Crisis global, solución multilateral

El horizonte que tenemos por delante hace necesario conjurar los riesgos sociales y económicos asociados a la actual crisis. Hay que evitar un colapso institucional, financiero y económico de imprevisibles consecuencias. Un contexto que exige una actitud constructiva, como la que compartimos en el último evento del Consejo Empresarial Alianza por Iberoamérica (Ceapi).

Desde ese enfoque, recientemente, la secretaria general Iberoamericana, Rebeca Grynspan, y la ministra de Asuntos Exteriores de España, Arancha González Laya, nos aportaron ideas para trazar una hoja de ruta que pasa por el desafío de que todas las políticas de recuperación económica sean, además, una palanca de cambio de transformación social y fortalecimiento de las instituciones democráticas. Más que nunca, la iniciativa pública y privada debe ir de la mano.

El punto de partida es complejo: sin la confianza de ciudadanos y empresas en el futuro de su propio país es imposible estimular la actividad económica. Solucionarlo exige actuar multilateralmente. Latinoamérica no saldrá sola de una crisis que ha puesto de manifiesto la falta de un modelo de gobernanza global.

Una vía es fomentar un acercamiento entre Iberoamérica y Europa para ganar peso a la hora de definir las reglas del juego del mundo del futuro y evitar, por ejemplo, que ambas zonas se conviertan en el campo de batalla donde EE.UU. y China libren sus tensiones. Los preparativos de la Cumbre Iberoamericana, que se celebrará en Andorra en abril de 2021, son oportunidad para trabajar para que Europa haga suya una agenda que active la recuperación de Iberoamérica a través de cinco ejes.

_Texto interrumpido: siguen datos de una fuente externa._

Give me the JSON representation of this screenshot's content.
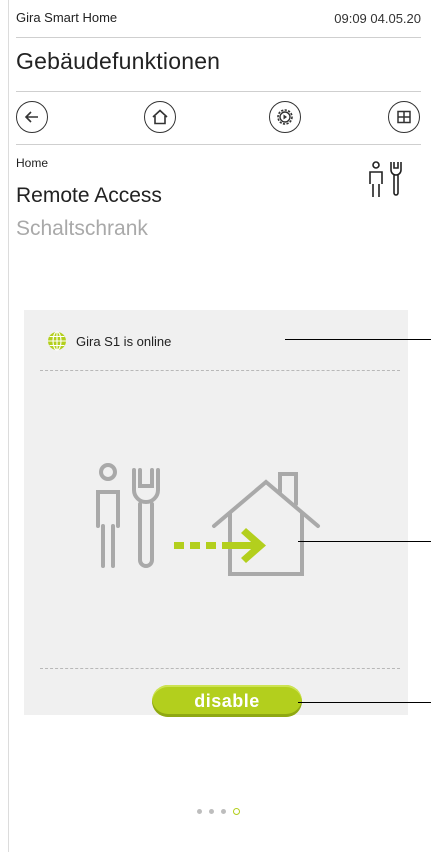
{
  "status_bar": {
    "app_name": "Gira Smart Home",
    "time": "09:09 04.05.20"
  },
  "page_title": "Gebäudefunktionen",
  "nav": [
    {
      "name": "back",
      "icon": "arrow-left-icon"
    },
    {
      "name": "home",
      "icon": "house-icon"
    },
    {
      "name": "settings",
      "icon": "gear-icon"
    },
    {
      "name": "grid",
      "icon": "grid-icon"
    }
  ],
  "breadcrumb": "Home",
  "heading": {
    "title": "Remote Access",
    "subtitle": "Schaltschrank"
  },
  "card": {
    "status_text": "Gira S1 is online",
    "status_icon": "globe-icon",
    "button_label": "disable",
    "accent_color": "#b3cf1d"
  },
  "pager": {
    "total": 4,
    "active": 4
  }
}
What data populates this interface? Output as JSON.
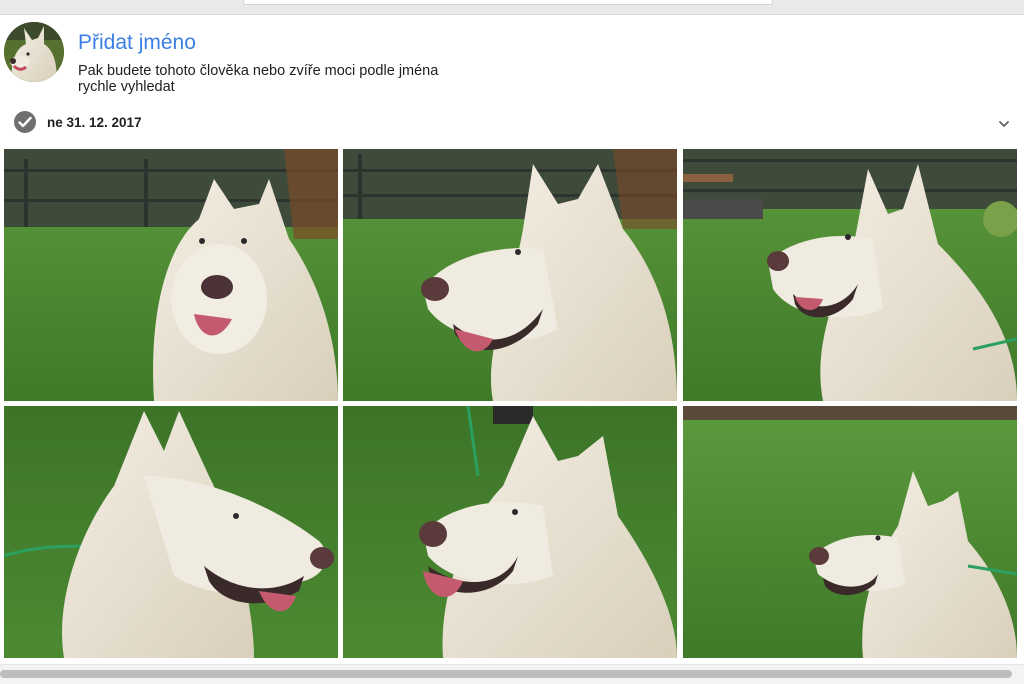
{
  "person": {
    "add_name_label": "Přidat jméno",
    "description_line1": "Pak budete tohoto člověka nebo zvíře moci podle jména",
    "description_line2": "rychle vyhledat"
  },
  "date_group": {
    "label": "ne 31. 12. 2017"
  },
  "icons": {
    "select_group": "check-circle-icon",
    "expand": "chevron-down-icon"
  },
  "colors": {
    "accent": "#3b7fe4",
    "grass": "#4d8a32",
    "dog_fur": "#ece6d8"
  },
  "photos": [
    {
      "subject": "white-dog-front"
    },
    {
      "subject": "white-dog-left"
    },
    {
      "subject": "white-dog-left"
    },
    {
      "subject": "white-dog-right"
    },
    {
      "subject": "white-dog-left"
    },
    {
      "subject": "white-dog-left-small"
    }
  ]
}
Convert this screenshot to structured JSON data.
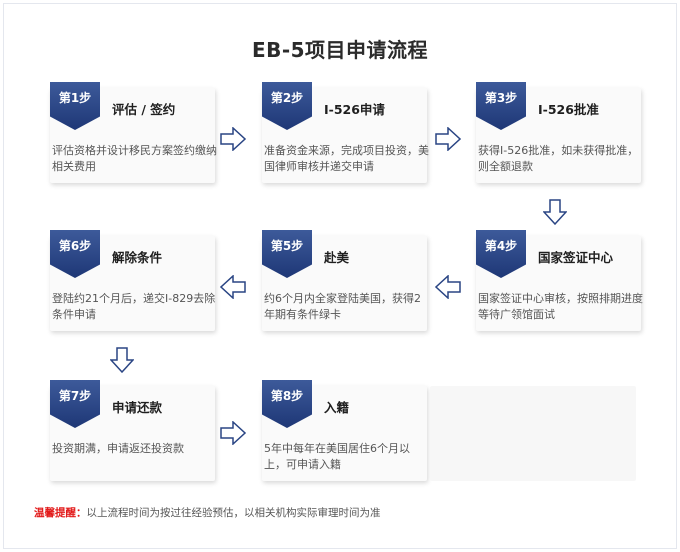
{
  "title": "EB-5项目申请流程",
  "steps": [
    {
      "badge": "第1步",
      "title": "评估 / 签约",
      "desc": "评估资格并设计移民方案签约缴纳相关费用"
    },
    {
      "badge": "第2步",
      "title": "I-526申请",
      "desc": "准备资金来源，完成项目投资，美国律师审核并递交申请"
    },
    {
      "badge": "第3步",
      "title": "I-526批准",
      "desc": "获得I-526批准，如未获得批准，则全额退款"
    },
    {
      "badge": "第4步",
      "title": "国家签证中心",
      "desc": "国家签证中心审核，按照排期进度等待广领馆面试"
    },
    {
      "badge": "第5步",
      "title": "赴美",
      "desc": "约6个月内全家登陆美国，获得2年期有条件绿卡"
    },
    {
      "badge": "第6步",
      "title": "解除条件",
      "desc": "登陆约21个月后，递交I-829去除条件申请"
    },
    {
      "badge": "第7步",
      "title": "申请还款",
      "desc": "投资期满，申请返还投资款"
    },
    {
      "badge": "第8步",
      "title": "入籍",
      "desc": "5年中每年在美国居住6个月以上，可申请入籍"
    }
  ],
  "note": {
    "label": "温馨提醒：",
    "text": "以上流程时间为按过往经验预估，以相关机构实际审理时间为准"
  },
  "colors": {
    "badge": "#2a4584",
    "arrow": "#2a4584",
    "note_label": "#e21a1a"
  }
}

En primer lugar, un eje financiero que aporte un paraguas de inversión colectiva que genere crecimiento económico. Hay margen para que instituciones como el FMI, el BM o el G-20 miren a Latinoamérica y propongan iniciativas como crear líneas de financiación específicas que faciliten a los países iberoamericanos acceder a recursos en mejores condiciones que el libre mercado, pero sin que sea necesario intervenir sus economías.

El segundo eje es acelerar una descarbonización de los modelos productivos que, además de combatir el cambio climático global, fortalezca la competitividad de toda la región, que cuenta con empresas punteras en este ámbito. El tercero es la digitalización, enfocada como una oportunidad para hacer crecer la economía formal, reforzar la educación y mejorar el funcionamiento de las Administraciones y servicios públicos.

El cuarto, fortalecer la cohesión empresarial, evitando una recuperación a dos velocidades. Que países y sociedades avancen al mismo ritmo exige que también lo hagan sus empresas. Por eso hay que apoyarlas, especialmente a las Pyme, que son 99% del tejido productivo, fomentando su internacionalización, tanto en los países más próximos como en todo el mundo, especialmente en la UE, gracias a los acuerdos suscritos con Mercosur, México o Chile.

El quinto y último eje es la igualdad, entendida en un sentido amplio. Impulsar la igualdad retributiva entre hombres y mujeres, en el uso de las tecnologías o en el acceso a la financiación son factores que potencian la competitividad y acaban generando retorno económico.

En conclusión, en circunstancias difíciles tenemos que ser ambiciosos: construir proyectos comunes y co-crear soluciones entre países y regiones, entre lo público y lo privado. Como insistió la ministra española de Exteriores, “no es momento ni para el pesimismo ni para optimismo. Es el momento del activismo”.